Junior High School Students now have the opportunity to learn science and math, as well as basic computer skills by themselves following the launch of a self-teaching software.
The software: Soft Science Volume 1, Soft clips Volume 1 & 2 and a book on how to study effectively and become successful were developed by Mr Justice Annan, Project Officer of the Creator’s Computer Clinic, an Information Communication Technology (ICT) based organization.
The software is in consonance with the Ghana Education Service syllabus.
The programme, which is in a form of an interactive workbook, is expected to aid the teaching and learning of mathematics, Science, basic computer skills at a student’s own pace. It entails some 38 computer animations.
Mrs Aurore Selormey, a Chartered Accountant, who launched the programmes, asked parents, teachers and students to accept them.
"The ICT industry is a very dynamic one, growing by leaps and bounds daily. The industry in Ghana is no exception as it is also developing at a very fast pace in many sectors of the economy and has thus become a vital part of our daily lives."
Mrs Selormey noted that although computer education in Ghana was growing, the level of integration of ICT into the teaching and learning process was very low because many schools lacked modern laboratories and instruction tools based on the Ghana Education Service’s approved syllabus.
Mr Annan said he developed the programmes because the working environment in Ghana was fast becoming ICT dominated and there was the need to prepare students in that capacity before they entered the job market.
"E-Learning, that is teaching and learning enhanced by the computer has been identified as having the potential to expand quality educational opportunities to students," he said.
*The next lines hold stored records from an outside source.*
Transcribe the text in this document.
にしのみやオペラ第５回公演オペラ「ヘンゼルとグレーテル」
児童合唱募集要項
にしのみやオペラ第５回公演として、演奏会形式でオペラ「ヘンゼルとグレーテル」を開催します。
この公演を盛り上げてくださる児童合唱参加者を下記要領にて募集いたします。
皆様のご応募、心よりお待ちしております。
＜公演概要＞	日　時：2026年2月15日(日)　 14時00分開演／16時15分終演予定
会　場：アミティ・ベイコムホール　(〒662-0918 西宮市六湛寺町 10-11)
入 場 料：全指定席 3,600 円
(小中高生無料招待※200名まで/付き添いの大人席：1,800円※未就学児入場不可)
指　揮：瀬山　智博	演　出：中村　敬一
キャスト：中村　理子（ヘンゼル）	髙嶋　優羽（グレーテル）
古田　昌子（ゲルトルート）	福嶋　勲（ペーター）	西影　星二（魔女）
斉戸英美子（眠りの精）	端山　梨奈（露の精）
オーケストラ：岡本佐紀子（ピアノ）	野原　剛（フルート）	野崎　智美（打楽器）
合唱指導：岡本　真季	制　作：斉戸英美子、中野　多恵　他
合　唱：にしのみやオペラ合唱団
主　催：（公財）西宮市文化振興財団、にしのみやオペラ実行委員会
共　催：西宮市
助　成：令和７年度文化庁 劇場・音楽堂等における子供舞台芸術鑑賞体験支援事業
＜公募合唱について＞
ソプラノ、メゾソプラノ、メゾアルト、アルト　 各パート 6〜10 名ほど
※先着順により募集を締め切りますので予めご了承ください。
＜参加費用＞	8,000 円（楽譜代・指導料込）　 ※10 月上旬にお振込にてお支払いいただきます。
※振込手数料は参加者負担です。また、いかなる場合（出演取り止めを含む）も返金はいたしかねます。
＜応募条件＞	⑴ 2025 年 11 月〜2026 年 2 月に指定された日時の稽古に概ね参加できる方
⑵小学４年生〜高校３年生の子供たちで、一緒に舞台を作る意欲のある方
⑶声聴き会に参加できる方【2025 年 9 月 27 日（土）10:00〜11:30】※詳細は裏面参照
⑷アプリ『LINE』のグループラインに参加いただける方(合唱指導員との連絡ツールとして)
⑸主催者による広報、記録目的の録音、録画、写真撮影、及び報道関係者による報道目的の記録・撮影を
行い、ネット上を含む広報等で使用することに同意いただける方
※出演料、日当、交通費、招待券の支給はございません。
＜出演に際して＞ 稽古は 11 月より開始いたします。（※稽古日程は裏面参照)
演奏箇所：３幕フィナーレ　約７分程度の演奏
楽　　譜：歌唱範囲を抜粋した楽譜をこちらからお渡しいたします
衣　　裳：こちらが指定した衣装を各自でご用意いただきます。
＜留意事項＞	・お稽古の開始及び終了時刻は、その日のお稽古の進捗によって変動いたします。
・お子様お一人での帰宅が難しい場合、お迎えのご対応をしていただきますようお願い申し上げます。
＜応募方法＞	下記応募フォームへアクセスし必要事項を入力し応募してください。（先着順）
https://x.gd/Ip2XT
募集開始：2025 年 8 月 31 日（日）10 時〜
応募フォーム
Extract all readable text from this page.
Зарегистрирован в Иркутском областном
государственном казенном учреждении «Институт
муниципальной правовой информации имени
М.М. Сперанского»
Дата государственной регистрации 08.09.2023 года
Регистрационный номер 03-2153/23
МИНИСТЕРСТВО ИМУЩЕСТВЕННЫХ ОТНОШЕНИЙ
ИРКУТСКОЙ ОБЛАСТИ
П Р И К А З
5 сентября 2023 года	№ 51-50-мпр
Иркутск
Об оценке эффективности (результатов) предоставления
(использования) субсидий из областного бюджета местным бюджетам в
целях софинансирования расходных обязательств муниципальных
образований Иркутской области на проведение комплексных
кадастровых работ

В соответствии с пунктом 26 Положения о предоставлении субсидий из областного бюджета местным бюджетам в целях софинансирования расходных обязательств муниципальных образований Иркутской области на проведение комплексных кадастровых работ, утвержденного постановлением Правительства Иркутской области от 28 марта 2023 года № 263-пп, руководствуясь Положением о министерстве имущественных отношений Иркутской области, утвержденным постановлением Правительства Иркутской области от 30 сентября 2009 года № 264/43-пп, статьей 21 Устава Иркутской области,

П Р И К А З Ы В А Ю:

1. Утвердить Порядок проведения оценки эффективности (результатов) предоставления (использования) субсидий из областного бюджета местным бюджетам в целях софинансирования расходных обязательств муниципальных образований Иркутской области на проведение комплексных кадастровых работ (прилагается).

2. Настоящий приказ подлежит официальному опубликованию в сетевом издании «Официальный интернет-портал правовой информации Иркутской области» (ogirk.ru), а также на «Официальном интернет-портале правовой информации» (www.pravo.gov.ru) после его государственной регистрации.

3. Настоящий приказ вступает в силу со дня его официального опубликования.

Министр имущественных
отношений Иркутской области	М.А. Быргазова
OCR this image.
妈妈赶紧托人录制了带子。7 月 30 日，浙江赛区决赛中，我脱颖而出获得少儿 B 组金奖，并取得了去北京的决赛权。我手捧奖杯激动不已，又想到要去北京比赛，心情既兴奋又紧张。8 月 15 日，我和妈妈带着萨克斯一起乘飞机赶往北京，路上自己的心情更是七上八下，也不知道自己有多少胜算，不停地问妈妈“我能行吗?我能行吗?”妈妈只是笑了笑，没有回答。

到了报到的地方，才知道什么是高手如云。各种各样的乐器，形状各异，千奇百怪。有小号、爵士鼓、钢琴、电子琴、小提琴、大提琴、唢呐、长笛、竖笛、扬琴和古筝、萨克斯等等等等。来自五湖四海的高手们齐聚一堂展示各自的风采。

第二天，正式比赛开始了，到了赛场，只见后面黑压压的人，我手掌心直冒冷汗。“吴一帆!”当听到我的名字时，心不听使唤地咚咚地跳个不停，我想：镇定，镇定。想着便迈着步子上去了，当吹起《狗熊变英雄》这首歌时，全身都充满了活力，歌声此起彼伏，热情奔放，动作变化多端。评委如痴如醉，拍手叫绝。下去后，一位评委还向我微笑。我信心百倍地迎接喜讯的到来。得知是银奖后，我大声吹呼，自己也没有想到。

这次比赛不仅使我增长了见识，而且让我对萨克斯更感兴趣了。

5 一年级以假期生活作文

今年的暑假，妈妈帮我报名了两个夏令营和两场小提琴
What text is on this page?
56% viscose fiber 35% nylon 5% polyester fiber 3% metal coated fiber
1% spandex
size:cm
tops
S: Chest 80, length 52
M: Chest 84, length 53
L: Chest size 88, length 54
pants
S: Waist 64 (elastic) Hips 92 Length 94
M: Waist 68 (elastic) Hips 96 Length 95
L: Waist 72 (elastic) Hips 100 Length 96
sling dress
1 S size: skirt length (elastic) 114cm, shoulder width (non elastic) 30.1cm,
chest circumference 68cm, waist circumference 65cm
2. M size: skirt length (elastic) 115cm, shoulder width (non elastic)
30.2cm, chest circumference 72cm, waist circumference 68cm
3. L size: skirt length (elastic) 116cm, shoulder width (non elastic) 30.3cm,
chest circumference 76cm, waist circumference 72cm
Commenting on some advantages of the programmes, he said because of their interactive nature, they enhanced students’ interest and confidence, thus facilitating their understanding of their courses.
Professor Jophus Anamuah-Mensah, Former Vice Chancellor of the University of Education, Winneba, expressed concern about the lack of ICT programmes in most schools in Ghana.
He noted that education and knowledge was what drove the development countries and called on Ghanaians to take education, especially ICT serious.
"Countries with poor educational facilities perform poorly academically,” Prof. Anamuah-Mensah said.